We had a play date here, which means that I had a mom I don't know very well in my house. I have a great deal of anxiety about this because, as you know, we're a little odd. So I did my best to make the house look normal and then I gave up in despair and retreated to the garden. I was there pulling weeds when the friends arrived. I came out to greet them, but was intercepted by Studley who was also intent on greeting them. He was wearing nothing, NOTHING, but a pair of ruby slippers he had borrowed from Lucy.
I don't know why I bother.
During the course of the day pretty much all our deep dark secrets trotted out and said hello. No, I don't mean the friends who came by for various reasons. I mean the little stories and assorted oddities which comprise our home. Why, for instance, we have lead rods in our yard. Why we have a sandbox with no sand despite our proximity to the beach. Why we have a woodstove in our driveway. As it turns out, our deep dark secrets, when seen in unison, are what make the Towers so lovable. Who knew?

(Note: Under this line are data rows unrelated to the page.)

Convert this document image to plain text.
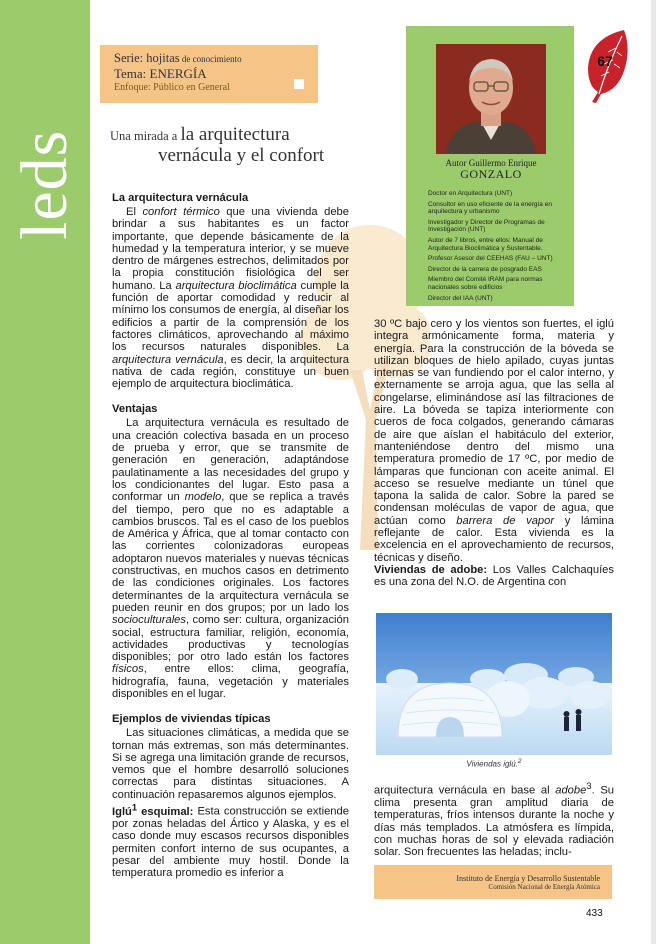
leds
Serie: hojitas de conocimiento
Tema: ENERGÍA
Enfoque: Público en General
Una mirada a la arquitectura
vernácula y el confort	Autor Guillermo Enrique
GONZALO
Doctor en Arquitectura (UNT)
Consultor en uso eficiente de la energía en arquitectura y urbanismo
Investigador y Director de Programas de Investigación (UNT)
Autor de 7 libros, entre ellos: Manual de Arquitectura Bioclimática y Sustentable.
Profesor Asesor del CEEHAS (FAU – UNT)
Director de la carrera de posgrado EAS
Miembro del Comité IRAM para normas nacionales sobre edificios
Director del IAA (UNT)
67
La arquitectura vernácula

El confort térmico que una vivienda debe brindar a sus habitantes es un factor importante, que depende básicamente de la humedad y la temperatura interior, y se mueve dentro de márgenes estrechos, delimitados por la propia constitución fisiológica del ser humano. La arquitectura bioclimática cumple la función de aportar comodidad y reducir al mínimo los consumos de energía, al diseñar los edificios a partir de la comprensión de los factores climáticos, aprovechando al máximo los recursos naturales disponibles. La arquitectura vernácula, es decir, la arquitectura nativa de cada región, constituye un buen ejemplo de arquitectura bioclimática.

Ventajas

La arquitectura vernácula es resultado de una creación colectiva basada en un proceso de prueba y error, que se transmite de generación en generación, adaptándose paulatinamente a las necesidades del grupo y los condicionantes del lugar. Esto pasa a conformar un modelo, que se replica a través del tiempo, pero que no es adaptable a cambios bruscos. Tal es el caso de los pueblos de América y África, que al tomar contacto con las corrientes colonizadoras europeas adoptaron nuevos materiales y nuevas técnicas constructivas, en muchos casos en detrimento de las condiciones originales. Los factores determinantes de la arquitectura vernácula se pueden reunir en dos grupos; por un lado los socioculturales, como ser: cultura, organización social, estructura familiar, religión, economía, actividades productivas y tecnologías disponibles; por otro lado están los factores físicos, entre ellos: clima, geografía, hidrografía, fauna, vegetación y materiales disponibles en el lugar.

Ejemplos de viviendas típicas

Las situaciones climáticas, a medida que se tornan más extremas, son más determinantes. Si se agrega una limitación grande de recursos, vemos que el hombre desarrolló soluciones correctas para distintas situaciones. A continuación repasaremos algunos ejemplos.

Iglú$^1$ esquimal: Esta construcción se extiende por zonas heladas del Ártico y Alaska, y es el caso donde muy escasos recursos disponibles permiten confort interno de sus ocupantes, a pesar del ambiente muy hostil. Donde la temperatura promedio es inferior a

30 ºC bajo cero y los vientos son fuertes, el iglú integra armónicamente forma, materia y energía. Para la construcción de la bóveda se utilizan bloques de hielo apilado, cuyas juntas internas se van fundiendo por el calor interno, y externamente se arroja agua, que las sella al congelarse, eliminándose así las filtraciones de aire. La bóveda se tapiza interiormente con cueros de foca colgados, generando cámaras de aire que aíslan el habitáculo del exterior, manteniéndose dentro del mismo una temperatura promedio de 17 ºC, por medio de lámparas que funcionan con aceite animal. El acceso se resuelve mediante un túnel que tapona la salida de calor. Sobre la pared se condensan moléculas de vapor de agua, que actúan como barrera de vapor y lámina reflejante de calor. Esta vivienda es la excelencia en el aprovechamiento de recursos, técnicas y diseño.

Viviendas de adobe: Los Valles Calchaquíes es una zona del N.O. de Argentina con

Viviendas iglú.$^2$

arquitectura vernácula en base al adobe$^3$. Su clima presenta gran amplitud diaria de temperaturas, fríos intensos durante la noche y días más templados. La atmósfera es límpida, con muchas horas de sol y elevada radiación solar. Son frecuentes las heladas; inclu-

Instituto de Energía y Desarrollo Sustentable
Comisión Nacional de Energía Atómica
433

All these things came up because it was my life's mission to keep the mom outside - things are a little topsy turvy inside these days. While we were outside, the two littlest ones decided it was fun to go into the house through the side door, cut through the kitchen and then come out through the screen door. I don't mean "through the screen door" in the usual sense of opening and closing it. I mean that they were crawling through the massive hole in what used to be the screen. And then they ran to the side door and did it again. And again. In case no one had noticed.
All the while, the mom and I chatted about this and that. She turns out to be nice. I turn out to have a streak of self-degradation and the next thing I know I am giving her a full tour of the house, including but not restricted to the "pantry" which is actually an inside staircase lined with dry goods.
File under: what was I thinking?
And then it was time for lunch. This is good because I like feeding people. It is bad because did I mention that the mom is a nutritional consultant? Had I thought about this I would have gone online beforehand and orchestrated the perfect uber-lunch. I would have my sous chef come and prep for me so I could nonchalantly toss it together. Fortunately, I hadn't thought about it ahead of time because man does that sound like a lot of work. Besides, my kids will eat anything and tend to make me look good.
And then just as I was thinking dang, this isn't as bad as I thought it would be, the mom says "should we go get ice cream?"
I don't really know what nutritional consultants do, but I think I want a consultation RIGHT NOW.